Dünkü 1 Mayıs gününde, bir yazı emekçisi olarak Taksim Meydanı'nın yolunu tuttum.
Bizler, yıllardır sendikasız olduğumuz için, DİSK'in veya bir başka sendikanın şemsiyesi altında değildik zaten.
Zaten de hiçbir sendikanın şemsiyesi, Taksim Meydanı'na girecek kadar güçlü görünmüyordu.
Nitekim DİSK de, KESK de Taksim'e girmekten vazgeçtiler.
Bence de doğru olanı yaptılar.
Eğer polisle çatışmaya kalkışsalardı, haklı zeminden haksız zemine düşeceklerdi.
***
O sebeple ben de, kendi göbeğimi kendim keseyim, Taksim'e tek başıma gideyim dedim.
Gittim ama giremedim.
Dünkü 1 Mayıs'ta Taksim'e, değil ben, Çankaya'da ikamet eden Abdullah Gül gitseydi, o da giremezdi.
Polislere, niye giremiyoruz, diye sordum.
Emir öyle, dediler.
Döndüm. Yürüdüm.
***
Gazeteye gelirken düşündüm, uzun uzun.
Hani Türkiye normal ülke haline dönmüştü?
Hani, demokrasi gelmişti ve de AKP iktidarı sayesinde hem güzel ülkemiz normale dönmüştü ve dahi milletin iradesi hakim hale gelmişti?
6 yıldır AKP yöneticilerini dinliyoruz.

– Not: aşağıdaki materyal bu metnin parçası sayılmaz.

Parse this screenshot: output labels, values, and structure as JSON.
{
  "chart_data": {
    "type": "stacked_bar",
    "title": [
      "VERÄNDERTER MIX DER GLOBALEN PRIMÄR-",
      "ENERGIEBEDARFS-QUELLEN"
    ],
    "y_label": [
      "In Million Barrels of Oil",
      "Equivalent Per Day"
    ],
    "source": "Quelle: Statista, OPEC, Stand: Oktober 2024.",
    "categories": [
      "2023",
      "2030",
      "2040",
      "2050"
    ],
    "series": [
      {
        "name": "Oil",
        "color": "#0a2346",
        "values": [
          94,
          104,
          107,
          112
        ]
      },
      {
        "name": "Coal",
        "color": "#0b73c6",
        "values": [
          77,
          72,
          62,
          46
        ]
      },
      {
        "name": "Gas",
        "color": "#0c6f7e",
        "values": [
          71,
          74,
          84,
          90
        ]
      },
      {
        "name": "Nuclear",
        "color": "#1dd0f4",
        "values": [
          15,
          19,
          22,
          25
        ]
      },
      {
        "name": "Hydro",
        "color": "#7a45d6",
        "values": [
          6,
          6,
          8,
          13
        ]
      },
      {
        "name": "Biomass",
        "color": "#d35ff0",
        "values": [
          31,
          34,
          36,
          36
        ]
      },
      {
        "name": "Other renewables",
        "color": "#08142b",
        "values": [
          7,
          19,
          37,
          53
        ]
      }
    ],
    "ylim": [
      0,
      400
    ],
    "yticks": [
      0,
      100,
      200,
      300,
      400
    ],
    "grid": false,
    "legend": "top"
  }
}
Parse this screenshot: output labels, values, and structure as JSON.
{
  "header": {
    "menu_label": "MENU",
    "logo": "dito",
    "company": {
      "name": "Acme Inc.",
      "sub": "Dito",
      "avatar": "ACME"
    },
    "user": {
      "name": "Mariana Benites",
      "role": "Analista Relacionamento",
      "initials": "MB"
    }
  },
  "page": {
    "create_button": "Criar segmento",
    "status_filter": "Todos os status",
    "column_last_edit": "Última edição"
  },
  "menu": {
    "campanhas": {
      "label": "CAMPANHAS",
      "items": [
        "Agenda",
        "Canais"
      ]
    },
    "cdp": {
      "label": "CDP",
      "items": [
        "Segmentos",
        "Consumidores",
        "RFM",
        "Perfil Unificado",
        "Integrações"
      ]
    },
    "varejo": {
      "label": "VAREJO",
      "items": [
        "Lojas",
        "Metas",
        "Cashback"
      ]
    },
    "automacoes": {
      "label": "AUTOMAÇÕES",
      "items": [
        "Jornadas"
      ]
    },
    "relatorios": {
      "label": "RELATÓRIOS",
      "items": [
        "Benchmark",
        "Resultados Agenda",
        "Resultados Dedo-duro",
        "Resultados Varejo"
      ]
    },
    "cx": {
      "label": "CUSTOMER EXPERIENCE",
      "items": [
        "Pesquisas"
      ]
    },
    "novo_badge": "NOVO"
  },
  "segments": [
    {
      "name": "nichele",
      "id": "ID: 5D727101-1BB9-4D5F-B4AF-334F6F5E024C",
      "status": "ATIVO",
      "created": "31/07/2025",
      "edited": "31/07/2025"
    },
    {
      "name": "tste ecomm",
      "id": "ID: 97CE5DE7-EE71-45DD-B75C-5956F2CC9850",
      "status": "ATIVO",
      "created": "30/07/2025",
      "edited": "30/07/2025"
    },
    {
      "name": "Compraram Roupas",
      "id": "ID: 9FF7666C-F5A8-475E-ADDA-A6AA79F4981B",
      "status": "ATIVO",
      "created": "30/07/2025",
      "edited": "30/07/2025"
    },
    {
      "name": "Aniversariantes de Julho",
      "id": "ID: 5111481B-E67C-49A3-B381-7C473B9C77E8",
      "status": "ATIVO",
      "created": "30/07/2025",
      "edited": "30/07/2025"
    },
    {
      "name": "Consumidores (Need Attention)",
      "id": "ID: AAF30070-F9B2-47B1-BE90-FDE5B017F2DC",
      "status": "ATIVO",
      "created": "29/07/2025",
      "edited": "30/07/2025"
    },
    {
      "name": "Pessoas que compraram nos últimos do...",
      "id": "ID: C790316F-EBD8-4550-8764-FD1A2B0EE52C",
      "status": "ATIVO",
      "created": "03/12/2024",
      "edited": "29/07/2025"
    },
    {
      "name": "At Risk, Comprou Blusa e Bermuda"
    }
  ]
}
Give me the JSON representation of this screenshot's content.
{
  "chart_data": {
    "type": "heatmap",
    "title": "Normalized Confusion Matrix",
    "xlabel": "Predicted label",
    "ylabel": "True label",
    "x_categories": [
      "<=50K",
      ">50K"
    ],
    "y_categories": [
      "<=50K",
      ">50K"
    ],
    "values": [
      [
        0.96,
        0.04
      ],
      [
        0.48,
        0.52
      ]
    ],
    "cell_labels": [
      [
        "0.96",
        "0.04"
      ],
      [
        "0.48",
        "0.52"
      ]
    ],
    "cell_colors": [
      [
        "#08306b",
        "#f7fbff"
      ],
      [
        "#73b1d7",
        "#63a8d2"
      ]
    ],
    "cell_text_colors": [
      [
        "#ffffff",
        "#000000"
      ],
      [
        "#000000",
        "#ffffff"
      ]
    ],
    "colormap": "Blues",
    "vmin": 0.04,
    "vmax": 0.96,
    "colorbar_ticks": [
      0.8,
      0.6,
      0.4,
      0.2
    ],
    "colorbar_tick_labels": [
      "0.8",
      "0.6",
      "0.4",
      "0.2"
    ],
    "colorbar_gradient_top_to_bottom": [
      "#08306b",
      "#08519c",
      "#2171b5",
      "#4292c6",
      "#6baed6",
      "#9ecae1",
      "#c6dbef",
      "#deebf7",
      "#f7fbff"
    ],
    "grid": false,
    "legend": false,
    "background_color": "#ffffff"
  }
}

Her salı günü Meclis grup toplantısında Erdoğan'ın konuşmalarını dinliyoruz.
Eğer sadece o konuşmalara bakılsaydı, Türkiye'nin çoktan normal bir ülke haline dönüşmüş olduğu, ekonomik başarılar sebebiyle refah yolunda çok ilerlemiş olduğu düşünülürdü.
Bu durumda da, milletin ve halkın önemli bir kesimini oluşturan işçi kitlelerinin 1 Mayıs kutlama özgürlüklerini yaşamalarının normal olması gerekirdi.
Fakat göründüğü üzere, demek ki ülkemiz normale dönmemiş.
Özgürlüklerin önemli bir kısmı sadece kağıt üzerinde yazılı bulunmaktaymış!
***
Sonuç olarak, iktidarı ile, muhalefeti ile, tekmil Türkiye siyasetinin gerçek demokrasi ile, anayasal hak ve özgürlüklerle, ağızlardan düşürülmeyen Batı demokrasilerinin temel değerleri ile aralarındaki uçurum apaçık ortaya çıkmıştır.
Türkiye'yi yöneten zihniyet, 1 Mayıs'ta işçilere; Taksim'e giremezsin, istersen Edirne'ye git, bayramını orada istediğin gibi kutla, dediyse eğer, tablo şudur:
Bu zihniyetin demokrasiye yakınlığı da, Taksim Meydanı ile Edirne ne kadar yakınsa ancak o kadar yakındır.
Neymiş!
AKP'cilerin dillerinden düşürmedikleri millet iradesi de buymuş demek ki!